If you apply the concept of octave equivalence, then you start to have repeated pitch class sets. ie [0,4,6] which I heard several times within the piece. Interestingly enough the order of the notes in a 3 note set begin to sound like a intended variation. Sort of a musical permutation. In the same manner you can play the chord C-major by playing the notes in any of the following orders: [C E G], [C G E], [E C G], [E G C], [G C E], [G E C]. Although they horizontally different, the verticality of all 3 pitches are the same. You now have a vertical repetition with variation. In order to remove these 3 note patterns and still have a piece of this quantity of notes you would have to abandon equal-temperament, and create a tuning system that octave equivalencies can no longer occur.
On another note. It's disappointed that he brought up Schoenberg with this topic the way he did. Schoenberg was not trying to create random music, but instead create a system where he could saturate dissonance but still have lots and lots of patterns. Dodecaphonic music or 12tone is all about using intentional patterns. Schoenberg still has a bit of the German ideal of motivic saturation, that is so prevalent in Beethoven's 5th Symphony.

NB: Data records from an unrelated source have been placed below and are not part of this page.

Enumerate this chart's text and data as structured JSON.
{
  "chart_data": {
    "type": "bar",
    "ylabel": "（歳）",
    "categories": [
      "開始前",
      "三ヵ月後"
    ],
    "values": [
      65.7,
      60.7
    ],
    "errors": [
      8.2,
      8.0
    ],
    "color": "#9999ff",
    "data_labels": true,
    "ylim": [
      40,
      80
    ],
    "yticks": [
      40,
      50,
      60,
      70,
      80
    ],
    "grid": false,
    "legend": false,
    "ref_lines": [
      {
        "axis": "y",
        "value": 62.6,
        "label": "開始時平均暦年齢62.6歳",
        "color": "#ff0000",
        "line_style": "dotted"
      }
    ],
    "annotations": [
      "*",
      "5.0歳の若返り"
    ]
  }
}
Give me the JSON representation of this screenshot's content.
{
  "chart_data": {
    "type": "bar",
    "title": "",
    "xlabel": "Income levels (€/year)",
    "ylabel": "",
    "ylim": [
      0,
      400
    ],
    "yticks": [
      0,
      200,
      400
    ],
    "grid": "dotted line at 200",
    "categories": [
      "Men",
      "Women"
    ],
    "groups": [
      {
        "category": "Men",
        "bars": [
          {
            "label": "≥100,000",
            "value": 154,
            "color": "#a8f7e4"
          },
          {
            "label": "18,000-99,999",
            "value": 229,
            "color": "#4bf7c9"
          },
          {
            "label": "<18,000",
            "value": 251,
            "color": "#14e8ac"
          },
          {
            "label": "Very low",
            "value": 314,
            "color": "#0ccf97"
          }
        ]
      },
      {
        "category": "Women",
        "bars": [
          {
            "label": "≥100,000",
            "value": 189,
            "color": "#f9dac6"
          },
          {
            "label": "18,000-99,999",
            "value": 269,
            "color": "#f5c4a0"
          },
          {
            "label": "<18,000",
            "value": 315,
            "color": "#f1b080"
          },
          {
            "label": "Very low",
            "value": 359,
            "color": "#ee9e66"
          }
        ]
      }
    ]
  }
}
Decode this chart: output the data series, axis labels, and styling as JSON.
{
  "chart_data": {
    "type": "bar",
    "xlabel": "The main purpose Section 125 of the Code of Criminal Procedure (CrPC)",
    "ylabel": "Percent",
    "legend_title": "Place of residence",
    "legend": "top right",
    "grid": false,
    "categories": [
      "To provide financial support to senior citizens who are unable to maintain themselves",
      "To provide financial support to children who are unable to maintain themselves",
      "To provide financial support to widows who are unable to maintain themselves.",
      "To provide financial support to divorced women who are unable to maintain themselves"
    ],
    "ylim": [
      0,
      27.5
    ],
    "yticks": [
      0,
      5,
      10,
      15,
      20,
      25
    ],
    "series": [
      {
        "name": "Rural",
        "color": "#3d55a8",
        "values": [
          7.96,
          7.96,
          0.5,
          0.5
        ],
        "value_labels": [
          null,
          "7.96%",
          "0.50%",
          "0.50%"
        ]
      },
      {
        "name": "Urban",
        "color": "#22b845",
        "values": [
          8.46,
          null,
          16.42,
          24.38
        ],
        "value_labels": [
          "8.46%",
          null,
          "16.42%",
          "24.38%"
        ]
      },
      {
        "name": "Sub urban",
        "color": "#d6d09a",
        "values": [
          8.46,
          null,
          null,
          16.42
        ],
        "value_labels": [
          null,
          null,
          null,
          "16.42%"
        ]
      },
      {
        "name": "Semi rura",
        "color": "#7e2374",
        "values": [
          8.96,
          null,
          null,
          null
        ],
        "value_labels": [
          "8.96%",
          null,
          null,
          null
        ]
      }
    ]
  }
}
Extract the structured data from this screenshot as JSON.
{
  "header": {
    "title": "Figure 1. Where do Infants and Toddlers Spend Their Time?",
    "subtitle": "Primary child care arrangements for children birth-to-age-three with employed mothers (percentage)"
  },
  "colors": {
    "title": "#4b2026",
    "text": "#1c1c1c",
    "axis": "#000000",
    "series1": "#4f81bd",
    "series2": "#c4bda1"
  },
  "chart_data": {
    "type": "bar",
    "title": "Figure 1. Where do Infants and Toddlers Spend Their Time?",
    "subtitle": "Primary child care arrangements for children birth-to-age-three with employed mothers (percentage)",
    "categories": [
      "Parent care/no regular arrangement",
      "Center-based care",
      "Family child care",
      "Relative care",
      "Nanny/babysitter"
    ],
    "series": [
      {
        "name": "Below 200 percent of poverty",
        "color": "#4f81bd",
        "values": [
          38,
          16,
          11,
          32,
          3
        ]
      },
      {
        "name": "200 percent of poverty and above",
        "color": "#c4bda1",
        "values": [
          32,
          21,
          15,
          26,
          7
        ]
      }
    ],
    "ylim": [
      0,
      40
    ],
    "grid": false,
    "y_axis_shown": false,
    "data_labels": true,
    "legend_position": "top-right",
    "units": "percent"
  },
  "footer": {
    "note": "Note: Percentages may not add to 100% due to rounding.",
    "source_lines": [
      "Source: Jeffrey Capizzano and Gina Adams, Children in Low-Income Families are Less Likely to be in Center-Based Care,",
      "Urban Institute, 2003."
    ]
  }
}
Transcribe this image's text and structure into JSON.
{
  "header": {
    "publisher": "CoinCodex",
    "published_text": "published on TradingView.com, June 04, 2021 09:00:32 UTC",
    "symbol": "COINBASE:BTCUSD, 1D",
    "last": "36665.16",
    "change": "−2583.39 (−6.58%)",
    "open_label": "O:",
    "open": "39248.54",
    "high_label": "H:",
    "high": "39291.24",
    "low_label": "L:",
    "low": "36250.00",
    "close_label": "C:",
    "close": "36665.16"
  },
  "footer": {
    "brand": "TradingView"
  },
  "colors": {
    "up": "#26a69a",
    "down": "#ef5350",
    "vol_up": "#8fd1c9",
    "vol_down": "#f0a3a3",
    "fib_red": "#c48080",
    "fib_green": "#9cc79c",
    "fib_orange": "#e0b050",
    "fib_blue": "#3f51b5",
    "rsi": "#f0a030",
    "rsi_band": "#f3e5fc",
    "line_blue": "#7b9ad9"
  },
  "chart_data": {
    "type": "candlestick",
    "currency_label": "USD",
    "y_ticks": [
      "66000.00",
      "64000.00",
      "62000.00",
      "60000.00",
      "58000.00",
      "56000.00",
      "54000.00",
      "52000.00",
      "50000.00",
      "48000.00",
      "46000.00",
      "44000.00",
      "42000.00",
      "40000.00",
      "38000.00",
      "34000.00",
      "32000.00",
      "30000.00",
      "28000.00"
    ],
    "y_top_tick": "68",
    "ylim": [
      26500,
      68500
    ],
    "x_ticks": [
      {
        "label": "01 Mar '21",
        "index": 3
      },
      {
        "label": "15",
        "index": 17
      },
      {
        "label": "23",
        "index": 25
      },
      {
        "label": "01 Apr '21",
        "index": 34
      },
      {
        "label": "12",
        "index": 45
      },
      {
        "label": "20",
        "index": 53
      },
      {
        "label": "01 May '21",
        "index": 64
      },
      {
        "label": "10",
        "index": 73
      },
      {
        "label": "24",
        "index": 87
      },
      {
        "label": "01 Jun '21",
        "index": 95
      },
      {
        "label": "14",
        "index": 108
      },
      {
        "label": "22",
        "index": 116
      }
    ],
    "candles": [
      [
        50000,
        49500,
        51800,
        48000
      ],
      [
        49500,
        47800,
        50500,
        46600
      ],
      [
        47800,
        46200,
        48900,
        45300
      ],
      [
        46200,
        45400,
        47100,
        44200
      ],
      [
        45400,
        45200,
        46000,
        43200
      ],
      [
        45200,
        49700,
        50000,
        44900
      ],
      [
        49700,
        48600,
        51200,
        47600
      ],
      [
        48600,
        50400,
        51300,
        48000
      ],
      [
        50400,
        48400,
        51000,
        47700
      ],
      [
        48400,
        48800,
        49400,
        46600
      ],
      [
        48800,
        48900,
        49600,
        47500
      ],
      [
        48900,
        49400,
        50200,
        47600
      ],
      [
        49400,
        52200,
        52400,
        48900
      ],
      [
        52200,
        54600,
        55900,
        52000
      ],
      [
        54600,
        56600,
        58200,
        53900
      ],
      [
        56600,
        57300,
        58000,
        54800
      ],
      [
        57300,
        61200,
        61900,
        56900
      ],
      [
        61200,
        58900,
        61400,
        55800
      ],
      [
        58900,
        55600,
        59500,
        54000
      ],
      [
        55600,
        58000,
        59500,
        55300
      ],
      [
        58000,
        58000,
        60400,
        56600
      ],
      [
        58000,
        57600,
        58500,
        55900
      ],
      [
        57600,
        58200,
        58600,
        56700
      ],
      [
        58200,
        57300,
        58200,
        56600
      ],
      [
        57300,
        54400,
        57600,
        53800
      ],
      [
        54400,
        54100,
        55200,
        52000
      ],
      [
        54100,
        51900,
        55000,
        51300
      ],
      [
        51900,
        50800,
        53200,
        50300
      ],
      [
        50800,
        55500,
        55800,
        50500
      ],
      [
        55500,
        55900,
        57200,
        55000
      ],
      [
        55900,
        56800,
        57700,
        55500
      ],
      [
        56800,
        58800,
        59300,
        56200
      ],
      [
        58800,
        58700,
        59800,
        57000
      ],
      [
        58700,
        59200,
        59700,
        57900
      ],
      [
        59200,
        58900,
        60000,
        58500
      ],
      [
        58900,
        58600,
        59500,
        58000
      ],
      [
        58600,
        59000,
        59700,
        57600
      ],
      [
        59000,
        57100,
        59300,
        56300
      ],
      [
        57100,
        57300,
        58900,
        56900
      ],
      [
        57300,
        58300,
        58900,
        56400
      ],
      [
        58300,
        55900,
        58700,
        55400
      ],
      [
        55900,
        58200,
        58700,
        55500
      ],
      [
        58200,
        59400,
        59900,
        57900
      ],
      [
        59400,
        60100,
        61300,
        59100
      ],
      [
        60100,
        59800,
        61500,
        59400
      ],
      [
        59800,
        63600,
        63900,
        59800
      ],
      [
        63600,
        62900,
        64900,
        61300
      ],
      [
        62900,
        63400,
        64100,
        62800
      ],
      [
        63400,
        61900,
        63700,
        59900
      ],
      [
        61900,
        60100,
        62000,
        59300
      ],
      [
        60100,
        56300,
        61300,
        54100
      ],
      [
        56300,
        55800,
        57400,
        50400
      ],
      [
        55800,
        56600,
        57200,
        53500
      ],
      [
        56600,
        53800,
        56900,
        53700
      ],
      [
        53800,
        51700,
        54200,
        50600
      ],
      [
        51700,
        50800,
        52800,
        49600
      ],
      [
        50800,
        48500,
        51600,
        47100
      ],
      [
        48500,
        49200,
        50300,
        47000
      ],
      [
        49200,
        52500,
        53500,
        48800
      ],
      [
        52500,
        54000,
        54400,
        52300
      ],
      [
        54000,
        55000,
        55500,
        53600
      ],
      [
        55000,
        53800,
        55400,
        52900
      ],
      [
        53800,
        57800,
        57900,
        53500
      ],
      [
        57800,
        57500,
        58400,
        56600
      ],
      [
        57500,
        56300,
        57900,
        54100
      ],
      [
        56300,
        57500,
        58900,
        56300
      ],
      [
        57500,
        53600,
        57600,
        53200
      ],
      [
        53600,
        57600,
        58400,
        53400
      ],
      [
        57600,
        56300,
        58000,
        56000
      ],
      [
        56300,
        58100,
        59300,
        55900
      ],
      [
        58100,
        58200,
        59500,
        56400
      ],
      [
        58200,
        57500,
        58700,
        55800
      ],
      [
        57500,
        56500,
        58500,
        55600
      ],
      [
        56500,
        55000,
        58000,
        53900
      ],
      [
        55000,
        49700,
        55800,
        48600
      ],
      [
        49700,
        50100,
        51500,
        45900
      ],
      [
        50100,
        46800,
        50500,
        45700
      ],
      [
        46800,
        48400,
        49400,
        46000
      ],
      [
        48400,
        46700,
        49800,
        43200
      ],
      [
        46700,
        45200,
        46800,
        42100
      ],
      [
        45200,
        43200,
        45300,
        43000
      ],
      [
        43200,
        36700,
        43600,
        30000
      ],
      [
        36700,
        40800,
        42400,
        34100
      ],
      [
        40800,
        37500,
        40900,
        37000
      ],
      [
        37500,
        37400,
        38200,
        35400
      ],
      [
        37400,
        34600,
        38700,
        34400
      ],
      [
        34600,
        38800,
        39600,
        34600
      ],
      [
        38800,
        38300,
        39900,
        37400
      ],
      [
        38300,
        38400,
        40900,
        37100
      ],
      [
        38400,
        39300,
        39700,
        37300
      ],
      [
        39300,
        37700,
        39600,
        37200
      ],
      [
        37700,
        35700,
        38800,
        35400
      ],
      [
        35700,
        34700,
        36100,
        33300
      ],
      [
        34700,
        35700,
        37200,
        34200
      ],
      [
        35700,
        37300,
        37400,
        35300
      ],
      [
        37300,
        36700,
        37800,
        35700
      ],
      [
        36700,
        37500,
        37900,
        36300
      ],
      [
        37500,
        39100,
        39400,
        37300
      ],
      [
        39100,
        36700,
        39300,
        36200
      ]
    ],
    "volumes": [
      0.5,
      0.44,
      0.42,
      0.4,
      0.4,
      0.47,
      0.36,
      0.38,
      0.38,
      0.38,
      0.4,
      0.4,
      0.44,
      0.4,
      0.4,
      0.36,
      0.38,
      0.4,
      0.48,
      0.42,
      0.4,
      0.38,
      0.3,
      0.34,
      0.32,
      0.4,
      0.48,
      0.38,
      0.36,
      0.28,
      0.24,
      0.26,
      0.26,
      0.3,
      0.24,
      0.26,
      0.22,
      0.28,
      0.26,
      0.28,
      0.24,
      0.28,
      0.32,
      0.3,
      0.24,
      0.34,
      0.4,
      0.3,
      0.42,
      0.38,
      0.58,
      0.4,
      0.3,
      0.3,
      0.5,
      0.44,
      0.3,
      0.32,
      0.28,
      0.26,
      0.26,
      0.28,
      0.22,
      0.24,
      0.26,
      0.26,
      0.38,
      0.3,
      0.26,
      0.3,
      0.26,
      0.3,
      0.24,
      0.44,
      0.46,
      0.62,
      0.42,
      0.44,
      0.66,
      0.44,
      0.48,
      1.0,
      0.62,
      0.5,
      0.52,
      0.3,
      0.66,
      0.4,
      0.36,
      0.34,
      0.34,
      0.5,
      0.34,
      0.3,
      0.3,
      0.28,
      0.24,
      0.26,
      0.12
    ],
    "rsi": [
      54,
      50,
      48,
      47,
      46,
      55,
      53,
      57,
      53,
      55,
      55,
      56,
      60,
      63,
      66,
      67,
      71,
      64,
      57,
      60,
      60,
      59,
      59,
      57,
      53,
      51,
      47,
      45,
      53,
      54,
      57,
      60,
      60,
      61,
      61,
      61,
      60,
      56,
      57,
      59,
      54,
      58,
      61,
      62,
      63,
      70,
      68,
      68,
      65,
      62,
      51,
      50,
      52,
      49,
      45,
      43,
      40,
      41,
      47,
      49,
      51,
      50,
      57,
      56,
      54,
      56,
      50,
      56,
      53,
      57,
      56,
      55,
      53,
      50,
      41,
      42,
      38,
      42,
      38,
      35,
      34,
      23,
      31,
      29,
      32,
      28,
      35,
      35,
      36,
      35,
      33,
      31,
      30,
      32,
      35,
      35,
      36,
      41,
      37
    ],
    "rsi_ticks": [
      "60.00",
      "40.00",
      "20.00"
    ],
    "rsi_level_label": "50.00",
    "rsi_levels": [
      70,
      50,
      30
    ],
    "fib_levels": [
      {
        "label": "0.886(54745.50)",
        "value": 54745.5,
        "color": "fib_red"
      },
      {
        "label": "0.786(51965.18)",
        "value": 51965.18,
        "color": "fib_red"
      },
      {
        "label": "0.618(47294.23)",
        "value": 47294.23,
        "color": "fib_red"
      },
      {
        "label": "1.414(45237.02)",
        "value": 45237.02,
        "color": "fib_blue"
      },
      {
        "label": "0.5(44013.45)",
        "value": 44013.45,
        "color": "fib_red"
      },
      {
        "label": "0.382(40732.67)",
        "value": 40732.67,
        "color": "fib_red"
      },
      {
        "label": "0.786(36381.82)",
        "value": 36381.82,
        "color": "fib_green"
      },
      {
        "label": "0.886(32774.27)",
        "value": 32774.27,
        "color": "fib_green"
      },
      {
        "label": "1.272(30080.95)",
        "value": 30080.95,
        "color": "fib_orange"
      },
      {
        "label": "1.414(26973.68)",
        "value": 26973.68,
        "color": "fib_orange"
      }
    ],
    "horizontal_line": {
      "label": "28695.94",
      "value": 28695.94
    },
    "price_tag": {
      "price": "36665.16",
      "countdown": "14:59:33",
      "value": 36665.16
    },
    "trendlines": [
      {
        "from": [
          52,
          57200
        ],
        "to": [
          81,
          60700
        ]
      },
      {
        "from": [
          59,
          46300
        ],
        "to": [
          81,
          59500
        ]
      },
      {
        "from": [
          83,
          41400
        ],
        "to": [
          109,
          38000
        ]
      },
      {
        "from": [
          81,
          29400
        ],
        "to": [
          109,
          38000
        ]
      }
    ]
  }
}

12 tone Serialism eventually leaded into a more complex system known as Total Serialism, which can apply serial techniques to rhythm, dynamics and articulation, instrumentation and so on and so forth. This system was championed by Pierre Boulez, who many of you may know as a brilliant living conductor. (In my opinion he is a brilliant composer as well but people in the United States tend to not like his compositions much). But this system sounds more random.
It is also disappointing that the speaker didn't talk about John Cage and his work on Music of Changes. That is a good example of random music, which he talked about a lot. Which is interesting to see how many pattern's the human mind picks up.
Our minds are trained to find patterns, and when it is presented a random piece it still tries to put it into order.
I could do a piece of music with no repetitions:
E.
It's repetitive in that it keeps not repeating.
It was repetitive in its contours, for example a very low note, a middle note then a couple of very high notes. In music, especially in the development of a motif, that is repetition.
It seems less repetitive than it is because it's played so slowly - if it was speeded up, you would notice more patterns.
Incase people were wondering, it starts at 7:45.
Am I the only one who enjoyed listening to that?
Pretty sure that song was on a NIN album.
I think he failed in his idea because it didn't sound that ugly at all, to me, at least. It was kind of interesting to listen to and made me want to hear what was coming next.